Currently, all eyes are on two upcoming provincial elections that Sharif’s government would prefer to delay.

The PTI, which controlled the provinces of Khyber Pakhtunkhwa and Punjab, dissolved those assemblies in January. Since the constitution requires elections to be held within 90 days of dissolution, the idea seems to have been for the cash-strapped government to relent and hold national elections at the same time to save money.

Last month, the Ministry of Finance rejected the electoral agency’s request to release all the funds for the provincial elections. But the Supreme Court ruled this month that the elections must go ahead. Chairman Arif Alvi of Khan’s PTI has called for Punjab’s election to be held on April 30, after the central government hesitated to set a date. The date of the Khyber Pakhtunkhwa elections has not yet been announced.

As prospects for the provincial elections remain uncertain, analysts say another key question is how the powerful Pakistani military views the political crisis.

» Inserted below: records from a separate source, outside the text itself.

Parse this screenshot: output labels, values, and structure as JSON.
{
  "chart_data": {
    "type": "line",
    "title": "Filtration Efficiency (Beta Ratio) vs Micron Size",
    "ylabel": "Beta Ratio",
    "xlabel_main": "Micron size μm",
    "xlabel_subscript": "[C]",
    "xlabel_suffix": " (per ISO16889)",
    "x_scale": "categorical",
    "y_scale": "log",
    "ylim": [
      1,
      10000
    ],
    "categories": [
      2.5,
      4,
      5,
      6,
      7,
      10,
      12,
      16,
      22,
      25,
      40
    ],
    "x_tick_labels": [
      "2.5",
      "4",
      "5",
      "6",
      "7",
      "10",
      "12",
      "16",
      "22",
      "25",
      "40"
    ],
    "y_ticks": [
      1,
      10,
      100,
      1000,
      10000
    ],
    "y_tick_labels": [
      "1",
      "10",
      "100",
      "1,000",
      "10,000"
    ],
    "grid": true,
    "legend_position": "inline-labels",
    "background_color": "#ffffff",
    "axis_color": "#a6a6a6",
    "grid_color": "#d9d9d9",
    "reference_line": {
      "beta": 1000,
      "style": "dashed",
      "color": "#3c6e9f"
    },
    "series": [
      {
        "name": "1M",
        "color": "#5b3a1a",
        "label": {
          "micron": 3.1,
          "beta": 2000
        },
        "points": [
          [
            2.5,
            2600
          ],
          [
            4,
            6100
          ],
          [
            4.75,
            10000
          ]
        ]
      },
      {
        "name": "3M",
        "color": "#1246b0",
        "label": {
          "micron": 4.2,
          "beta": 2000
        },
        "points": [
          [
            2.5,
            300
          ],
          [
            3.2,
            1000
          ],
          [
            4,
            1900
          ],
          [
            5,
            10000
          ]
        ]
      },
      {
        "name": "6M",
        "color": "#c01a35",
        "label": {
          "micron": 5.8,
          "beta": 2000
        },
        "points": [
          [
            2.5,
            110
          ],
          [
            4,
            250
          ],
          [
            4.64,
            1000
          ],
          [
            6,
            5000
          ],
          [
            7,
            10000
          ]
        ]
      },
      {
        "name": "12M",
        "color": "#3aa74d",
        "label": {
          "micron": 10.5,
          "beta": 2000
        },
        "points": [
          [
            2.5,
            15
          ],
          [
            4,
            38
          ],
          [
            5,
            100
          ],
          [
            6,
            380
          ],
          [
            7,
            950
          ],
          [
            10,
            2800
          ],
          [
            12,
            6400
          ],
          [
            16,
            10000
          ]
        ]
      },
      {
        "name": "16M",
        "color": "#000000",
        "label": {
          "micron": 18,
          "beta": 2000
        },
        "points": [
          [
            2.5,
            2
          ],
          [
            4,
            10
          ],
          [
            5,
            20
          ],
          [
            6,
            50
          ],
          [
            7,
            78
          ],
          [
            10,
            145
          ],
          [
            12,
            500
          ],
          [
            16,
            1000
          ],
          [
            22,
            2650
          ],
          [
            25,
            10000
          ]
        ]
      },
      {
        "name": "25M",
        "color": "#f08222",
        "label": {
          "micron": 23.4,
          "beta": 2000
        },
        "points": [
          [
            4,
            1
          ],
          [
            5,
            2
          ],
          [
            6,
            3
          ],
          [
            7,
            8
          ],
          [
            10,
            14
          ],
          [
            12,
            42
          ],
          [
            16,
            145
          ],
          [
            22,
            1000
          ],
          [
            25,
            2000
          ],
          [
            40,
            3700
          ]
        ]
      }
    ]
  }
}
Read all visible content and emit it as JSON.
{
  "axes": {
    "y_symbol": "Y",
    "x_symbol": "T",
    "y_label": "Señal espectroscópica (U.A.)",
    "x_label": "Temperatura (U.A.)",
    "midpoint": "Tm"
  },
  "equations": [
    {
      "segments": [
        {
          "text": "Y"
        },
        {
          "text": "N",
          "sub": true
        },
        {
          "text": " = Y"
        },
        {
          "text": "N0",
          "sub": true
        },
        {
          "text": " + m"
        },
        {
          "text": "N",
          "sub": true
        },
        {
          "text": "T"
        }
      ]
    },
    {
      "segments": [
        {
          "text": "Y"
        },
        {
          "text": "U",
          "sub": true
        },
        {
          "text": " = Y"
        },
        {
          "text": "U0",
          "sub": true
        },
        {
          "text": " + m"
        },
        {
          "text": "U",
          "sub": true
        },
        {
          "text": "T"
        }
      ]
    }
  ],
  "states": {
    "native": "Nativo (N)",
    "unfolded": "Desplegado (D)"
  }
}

The PTI has appealed to the masses by loudly accusing Pakistan’s political elite of corruption and former army chief General Qamar Bajwa of orchestrating Khan’s ouster. “Pakistani politics hasn’t been this polarized in a long time, and it’s clear the military is not going to quickly forgive Khan for all the accusations and vitriol he has directed at army leadership for nearly a year,” said Kugelman, of the Wilson Center.

He also pointed to the history of bad blood between Khan and the new army chief, General Syed Asim Munir, who was sacked as spy chief when Khan was prime minister.

At Monday’s rally in Lahore, Khan toned down some of his rhetoric, avoiding criticism of the judiciary and the military. But he did not seem to have any intention of giving up, neither in court nor before his opponents. He announced another big rally in Lahore for this weekend.